As a wildlife enthusiast, I should not admit to not taking my kids out into the wild often enough that my son has heard his first birdsong only after he’s been walking for three months…
But life is hectic with a one-year-old and a five-year-old doing dance and swimming lessons in winter, and even though Pamplona is a small city with wildlife all around (including BEAVERS in the river not 200 yards from my house as the crow flies) it’s damn hard to get out of the brick and concrete on a daily basis.

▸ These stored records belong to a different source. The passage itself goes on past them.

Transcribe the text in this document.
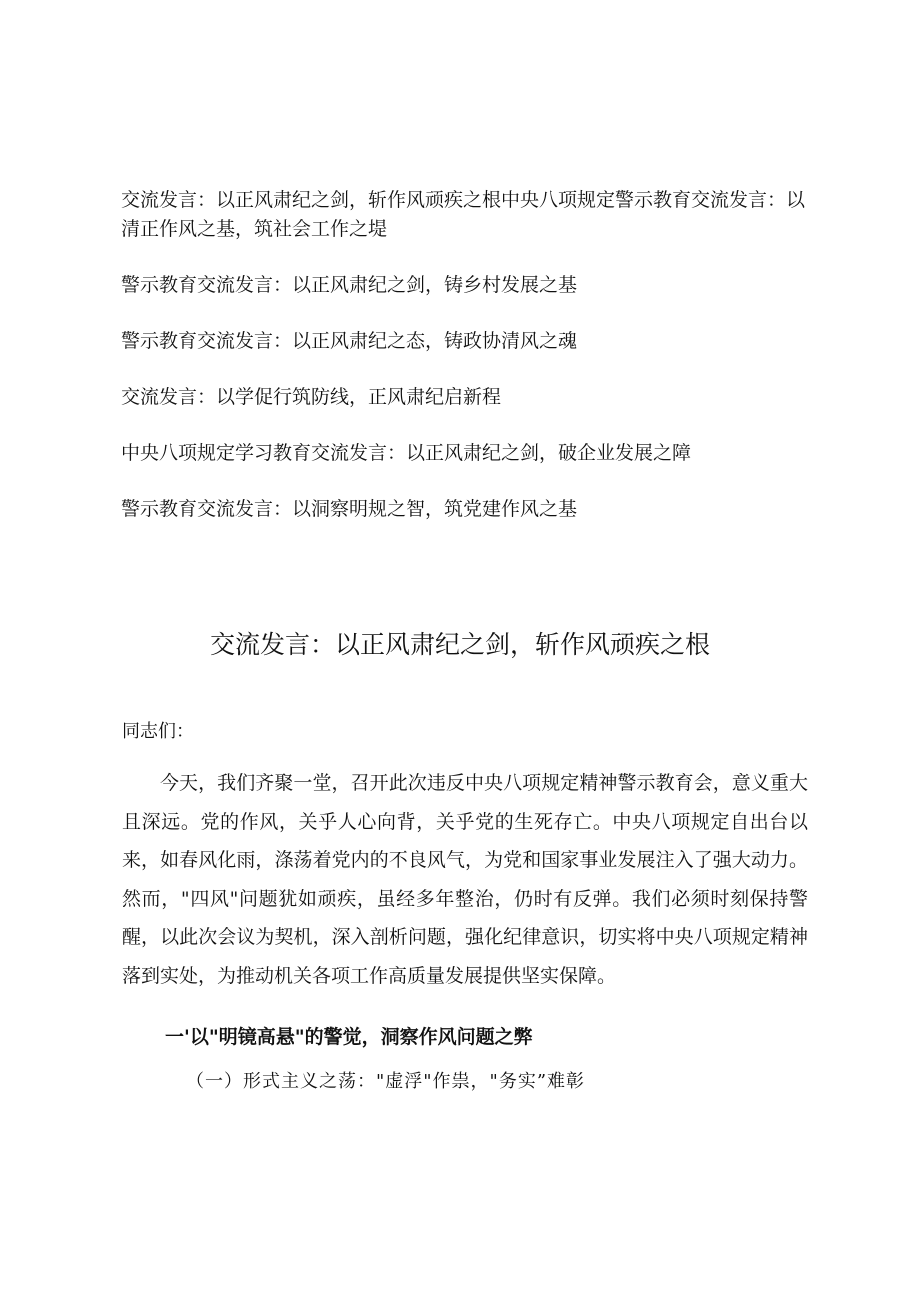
交流发言：以正风肃纪之剑，斩作风顽疾之根中央八项规定警示教育交流发言：以清正作风之基，筑社会工作之堤
警示教育交流发言：以正风肃纪之剑，铸乡村发展之基
警示教育交流发言：以正风肃纪之态，铸政协清风之魂
交流发言：以学促行筑防线，正风肃纪启新程
中央八项规定学习教育交流发言：以正风肃纪之剑，破企业发展之障
警示教育交流发言：以洞察明规之智，筑党建作风之基
交流发言：以正风肃纪之剑，斩作风顽疾之根

同志们：

今天，我们齐聚一堂，召开此次违反中央八项规定精神警示教育会，意义重大且深远。党的作风，关乎人心向背，关乎党的生死存亡。中央八项规定自出台以来，如春风化雨，涤荡着党内的不良风气，为党和国家事业发展注入了强大动力。然而，"四风"问题犹如顽疾，虽经多年整治，仍时有反弹。我们必须时刻保持警醒，以此次会议为契机，深入剖析问题，强化纪律意识，切实将中央八项规定精神落到实处，为推动机关各项工作高质量发展提供坚实保障。

一'以"明镜高悬"的警觉，洞察作风问题之弊
（一）形式主义之荡："虚浮"作祟，"务实”难彰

We do go to village on the weekend, where there’s plenty of birdlife (kites and bee-eaters etc…) , but the evening birdsong is not something I’ve experienced with the kids recently.
First Birdsong
I consider myself privileged
To see hills at a distance from
My window over the garden,
Graced by more than mere sparrows;
But my son has just heard birdsong
Today, for the first time, I had time to
Take him to city’s edge and embrace the
Twilit twittering of tits and thrushes
Scolding one another in the gloaming,
And experience, absent the ubiquitous din,
A blackbird’s sonorous cry to spring,
And say, “listen, hear the birdies sing.”
Spring Dusk, a poem
Spring Dusk
The last song of the thrush before nightfall,
The final swings through the sky before swifts eventually settle:
The ensuing silence – if you can find it – as dusk sinks in
And pink clouds vanish into black.
These call out, loud as swift screams
To all who have ears:
Open the windows, shut off everything else,
Watch the darkness descend and catch the bats first flight;
You are alive now, but might not last the night.